BASSENGE: In addition to which every stranger in the locality is shadowed as soon as there’s an L of C commandant there, etc.
ROTHKIRCH: Your view is quite correct. But that again is overshadowed by yet another factor. There are the many badly bombed towns. Naturally enormous numbers of people have fled from the towns into the villages. Then, of course, they have to decide: who is a partisan? The evacuees blur the picture badly.
HEIM: Then there is also the question whether the population will participate.

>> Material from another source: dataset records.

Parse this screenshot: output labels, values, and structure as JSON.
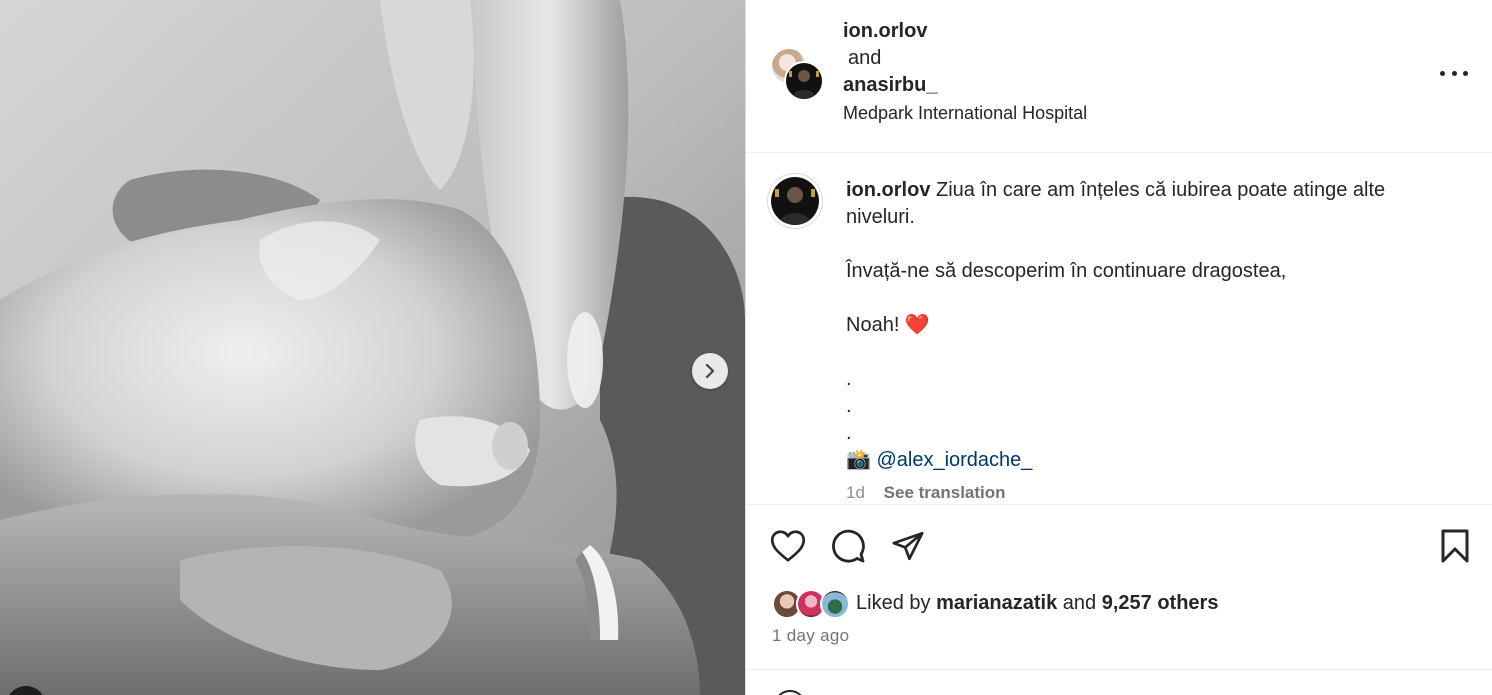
{
  "post": {
    "header": {
      "user1": "ion.orlov",
      "conjunction": "and",
      "user2": "anasirbu_",
      "location": "Medpark International Hospital"
    },
    "caption": {
      "username": "ion.orlov",
      "line1": " Ziua în care am înțeles că iubirea poate atinge alte niveluri.",
      "line2": "Învață-ne să descoperim în continuare dragostea,",
      "line3": "Noah! ❤️",
      "dot1": ".",
      "dot2": ".",
      "dot3": ".",
      "credit_emoji": "📸",
      "mention": "@alex_iordache_",
      "age": "1d",
      "translate_label": "See translation"
    },
    "likes": {
      "prefix": "Liked by",
      "user": "marianazatik",
      "connector": "and",
      "others": "9,257 others"
    },
    "timestamp": "1 day ago"
  },
  "colors": {
    "mention": "#00376b",
    "secondary_text": "#737373",
    "divider": "#efefef"
  },
  "icons": {
    "like": "heart-icon",
    "comment": "comment-bubble-icon",
    "share": "paper-plane-icon",
    "save": "bookmark-icon",
    "more": "more-horizontal-icon",
    "next": "chevron-right-icon"
  }
}
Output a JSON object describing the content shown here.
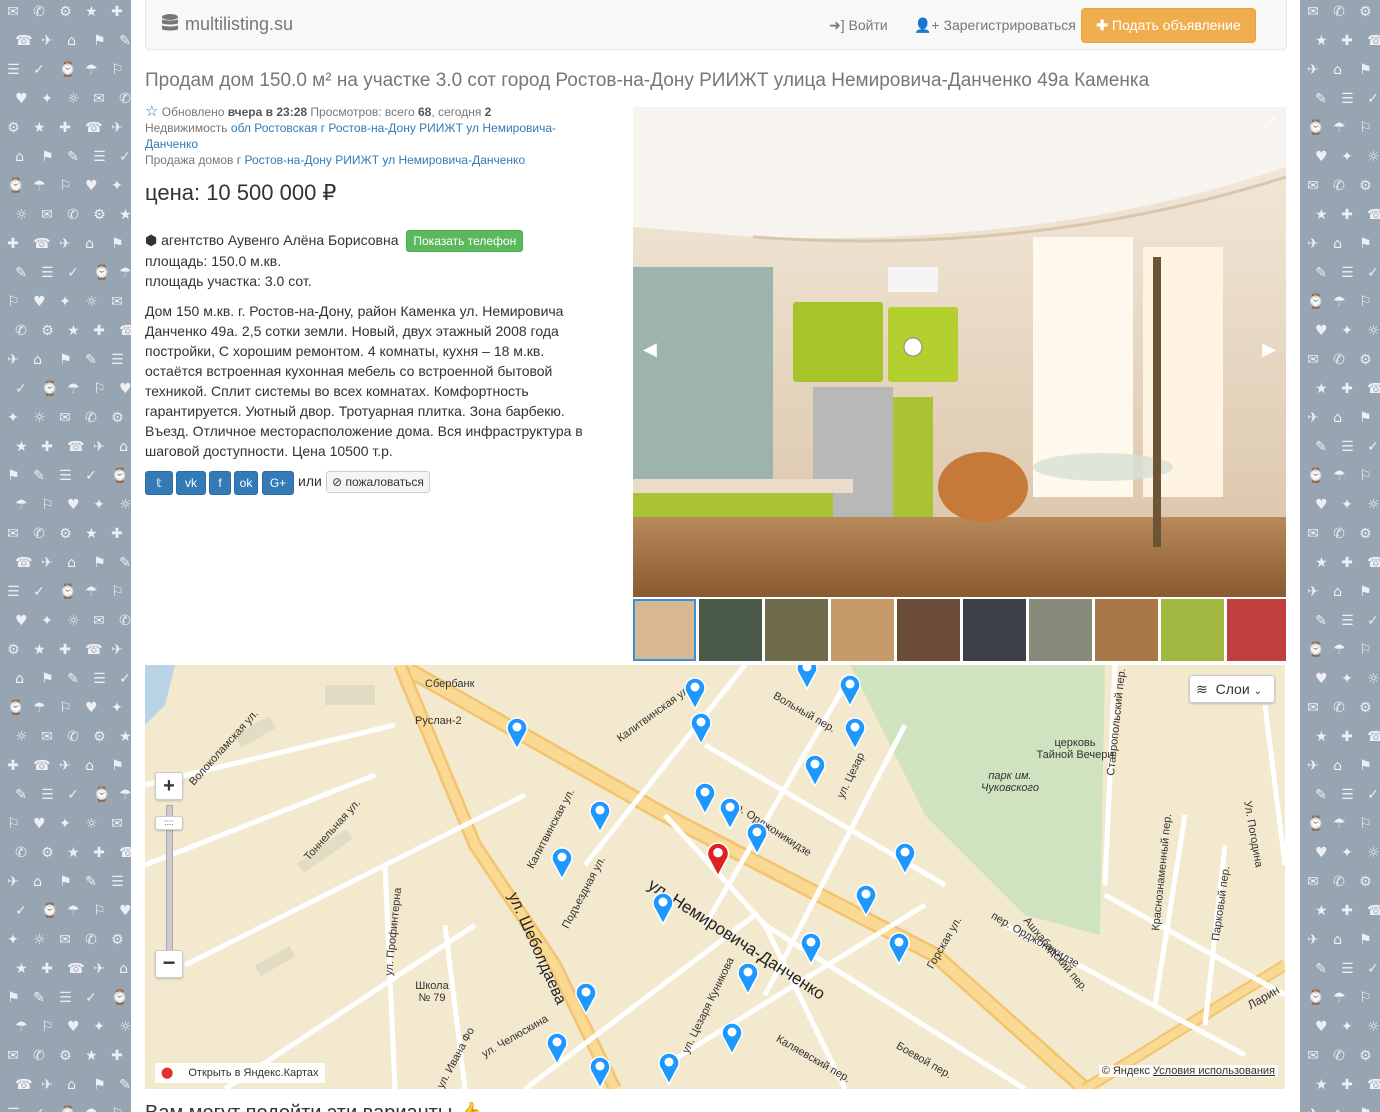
{
  "site": {
    "name": "multilisting.su"
  },
  "nav": {
    "login": "Войти",
    "register": "Зарегистрироваться",
    "add": "Подать объявление"
  },
  "listing": {
    "title": "Продам дом 150.0 м² на участке 3.0 сот город Ростов-на-Дону РИИЖТ улица Немировича-Данченко 49а Каменка",
    "updated_label": "Обновлено",
    "updated_value": "вчера в 23:28",
    "views_label": "Просмотров: всего",
    "views_total": "68",
    "views_today_label": ", сегодня",
    "views_today": "2",
    "category1_label": "Недвижимость",
    "category1_link": "обл Ростовская г Ростов-на-Дону РИИЖТ ул Немировича-Данченко",
    "category2_label": "Продажа домов",
    "category2_g": "г",
    "category2_link": "Ростов-на-Дону РИИЖТ ул Немировича-Данченко",
    "price": "цена: 10 500 000 ₽",
    "agency": "агентство Аувенго Алёна Борисовна",
    "show_phone": "Показать телефон",
    "area_house": "площадь: 150.0 м.кв.",
    "area_land": "площадь участка: 3.0 сот.",
    "description": "Дом 150 м.кв. г. Ростов-на-Дону, район Каменка ул. Немировича Данченко 49а. 2,5 сотки земли. Новый, двух этажный 2008 года постройки, С хорошим ремонтом. 4 комнаты, кухня – 18 м.кв. остаётся встроенная кухонная мебель со встроенной бытовой техникой. Сплит системы во всех комнатах. Комфортность гарантируется. Уютный двор. Тротуарная плитка. Зона барбекю. Въезд. Отличное месторасположение дома. Вся инфраструктура в шаговой доступности. Цена 10500 т.р.",
    "or": "или",
    "complain": "пожаловаться"
  },
  "map": {
    "layers": "Слои",
    "open_yandex": "Открыть в Яндекс.Картах",
    "copyright": "© Яндекс",
    "terms": "Условия использования",
    "labels": {
      "street_nemirovicha": "ул. Немировича-Данченко",
      "street_sheboldaeva": "ул. Шеболдаева",
      "street_kalitvinskaya": "Калитвинская ул.",
      "street_kalitvinskaya2": "Калитвинская ул.",
      "street_podezdnaya": "Подъездная ул.",
      "street_ordzh": "пер. Орджоникидзе",
      "street_ordzh2": "пер. Орджоникидзе",
      "street_volny": "Вольный пер.",
      "street_stavropolsky": "Ставропольский пер.",
      "street_ashkhabad": "Ашхабадский пер.",
      "street_gorskaya": "Горская ул.",
      "street_pogodina": "Ул. Погодина",
      "street_tonnelnaya": "Тоннельная ул.",
      "street_volokolamskaya": "Волоколамская ул.",
      "street_profinterna": "ул. Профинтерна",
      "street_chelyuskina": "ул. Челюскина",
      "street_kunikova": "ул. Цезаря Куникова",
      "street_kalyaevsky": "Каляевский пер.",
      "street_boevoy": "Боевой пер.",
      "street_krasnoznam": "Краснознаменный пер.",
      "street_parkovy": "Парковый пер.",
      "street_ivana_fo": "ул. Ивана Фо",
      "street_larin": "Ларин",
      "street_tsezar": "ул. Цезар",
      "sberbank": "Сбербанк",
      "ruslan": "Руслан-2",
      "church": "церковь Тайной Вечери",
      "park": "парк им. Чуковского",
      "school": "Школа № 79"
    }
  },
  "bottom": {
    "title": "Вам могут подойти эти варианты"
  },
  "colors": {
    "brand_orange": "#f0ad4e",
    "phone_green": "#5cb85c",
    "link_blue": "#337ab7",
    "map_park": "#cfe3c0"
  }
}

ROTHKIRCH: I don’t think they will west of the RHINE. But I believe that there may perhaps be more wild, fanatical people east of the RHINE.
146
A connection between Ramcke and a Leutnant Hamm cannot be confirmed. Ramcke does not mention this officer in his memoirs.
147
For art theft by the Nazis see Heuss, ‘Kunst- und Kulturraub’, and Kurz, ‘Kunstraub in Europa’, where France is treated comprehensively (pp. 119–250).
148
After the spring and summer offensives of 1918 had brought no penetrative successes, morale in the Germany Western Army plunged perceptibly. Behind the front, thousands of soldiers milled around, lacking the will to gamble their lives for a lost cause. Wilhelm Deist has coined this as a ‘covert military strike’. Estimates range from 750,000 to a million ‘quitters’ in the last months of the war. Deist, ‘Verdeckter Militärstreik’.
149
The US 10th Armoured Division took Trier on 1–2.3.1945. Whereas the Neue Brücke over the Moselle was destroyed by explosives towards 1900hrs on 1 March, the Römer Brücke fell into American hands undamaged early the next morning. Christoffel, ‘Krieg am Westwall’, p. 478f.
150
The Kyll is a tributary of the Moselle. Its source is found on the Belgian frontier, it flows south through the Eifel and empties into the Moselle at Trier.
151
Rothkirch was acting commander of various corps from 1.1.1944 before he reformed 3.Armeekorps at Trier on 3.11.1944. There are no details of a deployment on the Eastern Front during 1944.
152
In his capacity as Cdr Ersatzheer from mid-September 1944, Himmler planned ‘the expansion of the Resistance in the border territories’. He first used the term ‘Werewolf’ in a speech on 28.10.1944. Chief of the planned Werewolf organisation, ‘Inspector-General for Special Defence at Reichsführer-SS’ was SS-Obergruppenführer and General der Waffen-SS Hans Prützmann (31.8.1901–21.5.1945), former HSSPF Ukraine/Russia South (November 1941 – September 1944). He supervised the training of small commando units to operate against Allied occupation forces on German territory. Their major achievement was the assassination of Oberbürgermeister Franz Oppenhoff (18.8.1902–25.3.1945) of Aachen. After this ‘success’, Goebbels set the organisation along a new path with his ‘Werewolf Proclamation’ at the beginning of April 1945 in which he exhorted the German population as a whole to take up arms against the invader. Even if the Werewolf never achieved the importance that the National Socialist leadership hoped for it, and had no influence on the course of the war or the postwar period, its potency should not be underestimated. Biddiscombe, ‘Werwolf!’; also Henke, ‘Besetzung Deutschlands’, pp. 160–8, 943–53.